C’est cette réputation qui attire l’attention de l’empereur Théodose II, soucieux de confier le siège prestigieux de Constantinople à un pasteur intègre, capable de défendre la foi et de restaurer la paix doctrinale. En 428, Nestorius est consacré patriarche par l’empereur, bien que cette ordination soit en principe réservée au clergé. Sa ferveur et sa franchise séduisent d’abord le peuple et la cour. Dans ses premières homélies, il s’exprime avec passion et fermeté. Mais son ardeur se heurte bientôt à l’immense complexité du mystère qu’il veut défendre. Dans sa volonté de séparer clairement le divin de l’humain pour mieux en sauvegarder la vérité, Nestorius s’apprête, sans le vouloir, à diviser le cœur même du Christ qu’il désire servir.
Le patriarche et la controverse
À peine installé sur le trône patriarcal de Constantinople, Nestorius se trouve plongé au cœur d’un monde ecclésial et politique agité. La capitale impériale, carrefour des courants théologiques et des ambitions spirituelles, devient le théâtre de débats où se mêlent ferveur, rivalités et passions.
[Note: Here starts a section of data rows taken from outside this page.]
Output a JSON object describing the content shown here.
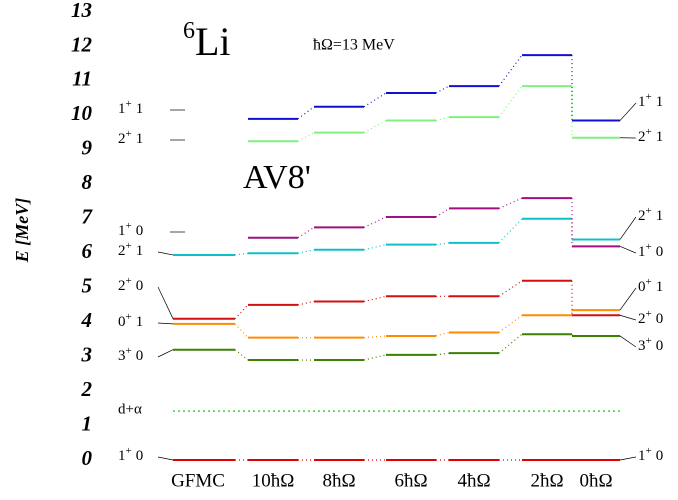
{
  "chart_data": {
    "type": "level-diagram",
    "nucleus": {
      "mass": "6",
      "symbol": "Li"
    },
    "annotation": "ħΩ=13 MeV",
    "interaction": "AV8'",
    "y_label": "E [MeV]",
    "ylim": [
      0,
      13
    ],
    "yticks": [
      0,
      1,
      2,
      3,
      4,
      5,
      6,
      7,
      8,
      9,
      10,
      11,
      12,
      13
    ],
    "categories": [
      "GFMC",
      "10ħΩ",
      "8ħΩ",
      "6ħΩ",
      "4ħΩ",
      "2ħΩ",
      "0ħΩ"
    ],
    "series": [
      {
        "J": "1",
        "parity": "+",
        "T": "0",
        "color": "#e00000",
        "values": [
          0,
          0,
          0,
          0,
          0,
          0,
          0
        ]
      },
      {
        "J": "3",
        "parity": "+",
        "T": "0",
        "color": "#3c8000",
        "values": [
          3.2,
          2.9,
          2.9,
          3.05,
          3.1,
          3.65,
          3.6
        ]
      },
      {
        "J": "0",
        "parity": "+",
        "T": "1",
        "color": "#ff8c00",
        "values": [
          3.95,
          3.55,
          3.55,
          3.6,
          3.7,
          4.2,
          4.35
        ]
      },
      {
        "J": "2",
        "parity": "+",
        "T": "0",
        "color": "#d01010",
        "values": [
          4.1,
          4.5,
          4.6,
          4.75,
          4.75,
          5.2,
          4.2
        ]
      },
      {
        "J": "2",
        "parity": "+",
        "T": "1",
        "color": "#10c0c8",
        "values": [
          5.95,
          6.0,
          6.1,
          6.25,
          6.3,
          7.0,
          6.4
        ]
      },
      {
        "J": "1",
        "parity": "+",
        "T": "0",
        "color": "#a01080",
        "values": [
          null,
          6.45,
          6.75,
          7.05,
          7.3,
          7.6,
          6.2
        ]
      },
      {
        "J": "2",
        "parity": "+",
        "T": "1",
        "color": "#80f080",
        "values": [
          null,
          9.25,
          9.5,
          9.85,
          9.95,
          10.85,
          9.35
        ]
      },
      {
        "J": "1",
        "parity": "+",
        "T": "1",
        "color": "#1010d0",
        "values": [
          null,
          9.9,
          10.25,
          10.65,
          10.85,
          11.75,
          9.85
        ]
      }
    ],
    "threshold": {
      "name": "d+α",
      "value": 1.42,
      "color": "#00c000"
    }
  }
}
Nestorius cherche la précision à tout prix dans le langage chrétien.
C’est dans ce contexte que surgit la question du titre de Marie, Theotokos, Mère de Dieu, utilisé depuis longtemps dans la piété populaire et la liturgie. Selon Nestorius, ce mot risque d’être mal interprété : Dieu, l’éternel et immuable, ne peut être « engendré » par une femme. Il préfère lui substituer Christotokos, “Mère du Christ”, qui lui semble plus exact. Sa position, née d’un souci d’exactitude théologique, est d’abord exposée sans provocation, dans le cadre d’homélies adressées à ses fidèles.
Mais le peuple s’émeut. Les moines, les prêtres, les évêques voisins s’inquiètent. À Alexandrie, le puissant patriarche Cyrille voit dans cette réserve un péril majeur pour la foi : si Marie n’a enfanté qu’un homme, alors le Christ n’est plus une seule personne divine et humaine, mais deux sujets distincts, liés par une union morale. Pour Cyrille, la foi de l’Église est menacée jusque dans son cœur : c’est Dieu lui-même qui s’est fait homme, et c’est bien Dieu que Marie a porté en son sein.
Entre Constantinople et Alexandrie, la tension devient politique autant que doctrinale. Les échanges se durcissent. Nestorius, convaincu de défendre la vérité, peine à saisir toute la controverse théologique que suscitent ses propos.
Ainsi, peu à peu, le patriarche, isolé dans sa rigueur, voit s’ériger contre lui un mouvement de résistance sur la manière de dire le mystère de Dieu fait homme.
L’exil et le silence
La controverse, devenue trop vaste pour être contenue, conduit l’empereur Théodose II à convoquer en 431 le concile d’Éphèse. Les évêques venus de tout l’Empire y arrivent divisés, les uns fidèles à Nestorius, les autres partisans de Cyrille d’Alexandrie. Le concile, marqué par des tensions extrêmes, dépose Nestorius et condamne son enseignement.
Pour le patriarche, commence alors une longue descente dans la solitude. Il se retire d’abord dans un monastère d’Antioche, espérant calmer le tumulte. Mais son nom demeure au centre des polémiques, et sa présence gêne autant ses adversaires que ses amis. Il est finalement envoyé en exil, d’abord en Arabie, puis dans les régions désertiques de la Haute-Égypte, à Oasis de Kharga, lieu aride et isolé.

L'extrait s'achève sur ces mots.